Wall Street’s lions have been gorging themselves.  The deterioration of standards on Wall Street has led directly to the creation of Enron, WorldCom, and “dot-com” excesses that have seriously harmed the economy and diminished the savings they have solicited from average Americans.

The investment bankers and their collaborators are not the only ones who created the bogus values on Wall Street.  Corporations, from penny-stock startups to Fortune 500 blue-bloods, have issued an avalanche of phony income statements, overstated assets, understated liabilities, and unreal forecasts of performance.  Their CEOs and CFOs, and their auditors and attorneys, know what they are doing.  It is an appalling indictment of contemporary morality that their check-and-balance functions do not function, despite the fact that it would require only one of the four to expose corporate fraud and deceit.

The relentless demand for impossible standards of profitability and absurd predictions originates with the corporate overlords of Wall Street.  Their lust for commissions and huge gains on their underwriting, supported by their corporate subjects’ desire for appreciating stock options, is behind the Gross National Greed that drives the excesses of U.S. equity and capital markets.

If the free-enterprise system is to survive, this level of greed cannot be tolerated.  In the best interests of the public, the laws of legitimate disclosure and stewardship must be tirelessly imposed and enforced on Wall Street and the corporations whose securities it trades.  Given the scale of the rewards earned in capital markets, it is not unreasonable to expect that a comparable scale of punishment be inflicted on those who do not play by the rules.
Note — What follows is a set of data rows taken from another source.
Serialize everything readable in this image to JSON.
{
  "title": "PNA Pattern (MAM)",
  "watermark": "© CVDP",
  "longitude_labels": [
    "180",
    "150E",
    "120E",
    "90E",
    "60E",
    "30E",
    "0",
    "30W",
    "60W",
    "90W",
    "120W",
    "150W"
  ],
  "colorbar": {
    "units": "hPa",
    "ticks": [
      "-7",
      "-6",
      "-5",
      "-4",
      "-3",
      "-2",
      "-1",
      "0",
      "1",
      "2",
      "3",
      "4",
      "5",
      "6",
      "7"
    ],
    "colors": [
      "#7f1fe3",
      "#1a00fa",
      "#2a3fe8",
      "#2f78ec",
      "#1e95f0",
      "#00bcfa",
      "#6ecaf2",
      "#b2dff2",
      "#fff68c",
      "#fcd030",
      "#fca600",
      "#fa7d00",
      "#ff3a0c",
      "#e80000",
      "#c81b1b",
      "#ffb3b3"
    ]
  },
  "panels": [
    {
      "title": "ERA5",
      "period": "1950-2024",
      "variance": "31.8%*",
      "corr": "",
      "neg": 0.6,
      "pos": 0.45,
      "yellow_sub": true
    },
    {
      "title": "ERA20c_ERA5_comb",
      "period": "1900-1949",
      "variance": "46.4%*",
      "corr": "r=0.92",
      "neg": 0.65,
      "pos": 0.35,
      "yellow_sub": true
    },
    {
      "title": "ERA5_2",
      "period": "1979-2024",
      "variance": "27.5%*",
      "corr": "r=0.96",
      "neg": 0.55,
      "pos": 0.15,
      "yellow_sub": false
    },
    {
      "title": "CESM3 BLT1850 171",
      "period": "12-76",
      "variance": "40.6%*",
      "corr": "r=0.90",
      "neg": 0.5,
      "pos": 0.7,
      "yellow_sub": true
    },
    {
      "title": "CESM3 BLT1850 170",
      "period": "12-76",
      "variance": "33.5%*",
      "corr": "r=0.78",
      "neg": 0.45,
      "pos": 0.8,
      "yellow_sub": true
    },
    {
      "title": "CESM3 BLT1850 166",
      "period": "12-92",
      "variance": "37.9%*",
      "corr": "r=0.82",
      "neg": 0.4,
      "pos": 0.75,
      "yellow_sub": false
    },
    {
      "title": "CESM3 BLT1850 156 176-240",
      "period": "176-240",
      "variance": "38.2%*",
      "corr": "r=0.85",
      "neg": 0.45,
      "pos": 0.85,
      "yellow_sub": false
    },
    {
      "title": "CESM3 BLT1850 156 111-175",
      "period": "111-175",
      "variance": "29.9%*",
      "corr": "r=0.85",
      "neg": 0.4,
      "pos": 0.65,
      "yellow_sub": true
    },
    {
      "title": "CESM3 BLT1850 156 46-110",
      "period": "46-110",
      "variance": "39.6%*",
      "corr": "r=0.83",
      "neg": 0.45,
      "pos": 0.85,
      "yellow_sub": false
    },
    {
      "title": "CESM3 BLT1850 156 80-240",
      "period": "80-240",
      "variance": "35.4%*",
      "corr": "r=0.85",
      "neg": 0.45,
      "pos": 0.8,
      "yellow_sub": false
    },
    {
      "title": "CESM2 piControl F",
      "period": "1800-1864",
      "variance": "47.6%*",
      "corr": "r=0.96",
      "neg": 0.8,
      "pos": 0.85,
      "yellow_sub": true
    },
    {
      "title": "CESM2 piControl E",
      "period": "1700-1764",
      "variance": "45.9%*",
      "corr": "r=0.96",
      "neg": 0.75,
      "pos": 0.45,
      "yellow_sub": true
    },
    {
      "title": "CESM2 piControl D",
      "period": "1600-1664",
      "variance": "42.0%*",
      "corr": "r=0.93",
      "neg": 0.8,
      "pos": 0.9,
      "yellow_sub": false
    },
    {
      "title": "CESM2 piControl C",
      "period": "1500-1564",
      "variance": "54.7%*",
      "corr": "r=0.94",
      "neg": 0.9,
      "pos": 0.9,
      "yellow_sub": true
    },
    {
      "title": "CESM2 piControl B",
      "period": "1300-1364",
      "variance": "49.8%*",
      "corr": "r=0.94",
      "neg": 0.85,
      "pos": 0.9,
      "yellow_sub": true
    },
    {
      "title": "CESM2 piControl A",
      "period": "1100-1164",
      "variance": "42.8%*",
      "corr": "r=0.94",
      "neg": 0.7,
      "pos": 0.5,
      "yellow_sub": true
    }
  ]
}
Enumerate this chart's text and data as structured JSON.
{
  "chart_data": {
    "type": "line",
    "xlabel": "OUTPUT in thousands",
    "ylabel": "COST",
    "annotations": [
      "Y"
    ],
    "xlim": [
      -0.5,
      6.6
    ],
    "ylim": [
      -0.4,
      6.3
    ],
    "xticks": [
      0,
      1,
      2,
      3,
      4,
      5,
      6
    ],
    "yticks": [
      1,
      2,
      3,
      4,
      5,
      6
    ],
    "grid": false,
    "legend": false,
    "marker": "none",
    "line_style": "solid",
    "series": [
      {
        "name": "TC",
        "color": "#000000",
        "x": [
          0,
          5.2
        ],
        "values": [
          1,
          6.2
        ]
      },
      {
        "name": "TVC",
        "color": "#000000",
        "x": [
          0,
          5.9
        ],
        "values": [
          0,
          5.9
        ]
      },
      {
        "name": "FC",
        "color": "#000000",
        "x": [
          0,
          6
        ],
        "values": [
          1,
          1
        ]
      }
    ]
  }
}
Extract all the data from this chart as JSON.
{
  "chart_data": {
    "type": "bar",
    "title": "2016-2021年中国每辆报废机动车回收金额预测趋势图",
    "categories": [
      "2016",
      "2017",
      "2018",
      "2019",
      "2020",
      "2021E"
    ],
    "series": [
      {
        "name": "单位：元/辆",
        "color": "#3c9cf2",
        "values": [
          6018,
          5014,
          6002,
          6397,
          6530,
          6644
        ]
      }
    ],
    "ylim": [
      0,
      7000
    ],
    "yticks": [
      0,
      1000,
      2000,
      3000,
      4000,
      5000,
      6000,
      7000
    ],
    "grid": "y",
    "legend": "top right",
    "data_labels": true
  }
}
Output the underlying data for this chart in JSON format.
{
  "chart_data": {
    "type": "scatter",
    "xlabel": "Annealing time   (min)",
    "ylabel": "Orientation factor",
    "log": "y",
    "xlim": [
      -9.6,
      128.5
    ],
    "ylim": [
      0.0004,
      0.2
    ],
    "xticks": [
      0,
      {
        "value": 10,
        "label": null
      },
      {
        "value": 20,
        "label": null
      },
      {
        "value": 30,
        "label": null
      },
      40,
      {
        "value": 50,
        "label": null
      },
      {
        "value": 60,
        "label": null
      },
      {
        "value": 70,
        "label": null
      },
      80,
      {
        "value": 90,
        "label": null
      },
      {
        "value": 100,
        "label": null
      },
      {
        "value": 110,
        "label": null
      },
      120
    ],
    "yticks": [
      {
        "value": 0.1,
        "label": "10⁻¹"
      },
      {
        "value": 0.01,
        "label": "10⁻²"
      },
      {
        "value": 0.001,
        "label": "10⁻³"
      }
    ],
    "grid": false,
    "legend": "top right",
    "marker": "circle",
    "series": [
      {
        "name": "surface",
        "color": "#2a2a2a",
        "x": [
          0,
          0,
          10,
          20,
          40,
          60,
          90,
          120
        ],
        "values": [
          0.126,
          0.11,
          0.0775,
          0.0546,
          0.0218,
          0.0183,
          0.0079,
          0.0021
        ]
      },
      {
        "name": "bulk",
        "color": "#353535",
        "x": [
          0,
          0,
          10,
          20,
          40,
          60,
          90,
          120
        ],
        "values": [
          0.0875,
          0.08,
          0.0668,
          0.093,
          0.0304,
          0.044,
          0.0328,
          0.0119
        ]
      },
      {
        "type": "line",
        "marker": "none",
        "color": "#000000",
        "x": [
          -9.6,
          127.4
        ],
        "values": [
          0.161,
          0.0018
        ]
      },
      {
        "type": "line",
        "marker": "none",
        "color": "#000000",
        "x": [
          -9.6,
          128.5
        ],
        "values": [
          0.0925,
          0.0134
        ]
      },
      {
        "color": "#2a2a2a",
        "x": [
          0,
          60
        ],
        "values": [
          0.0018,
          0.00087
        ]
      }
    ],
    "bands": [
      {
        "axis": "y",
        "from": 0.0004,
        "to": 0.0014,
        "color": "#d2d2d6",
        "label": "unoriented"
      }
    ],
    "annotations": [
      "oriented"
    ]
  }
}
The investment process is critical to the health of the economy; it is the engine of rising employment and living standards.  Sound, long-term investments, not short-term speculations and misrepresented values, are needed to serve this vital role.

The Gross National Greed of investment banking must be subject to ethical and legal standards and to the creation of real value in the long-term interests of the general public.  Otherwise, everyone will pay the price in yet another wave of regulation, confiscation, and perversion of the efficiency of genuinely free markets.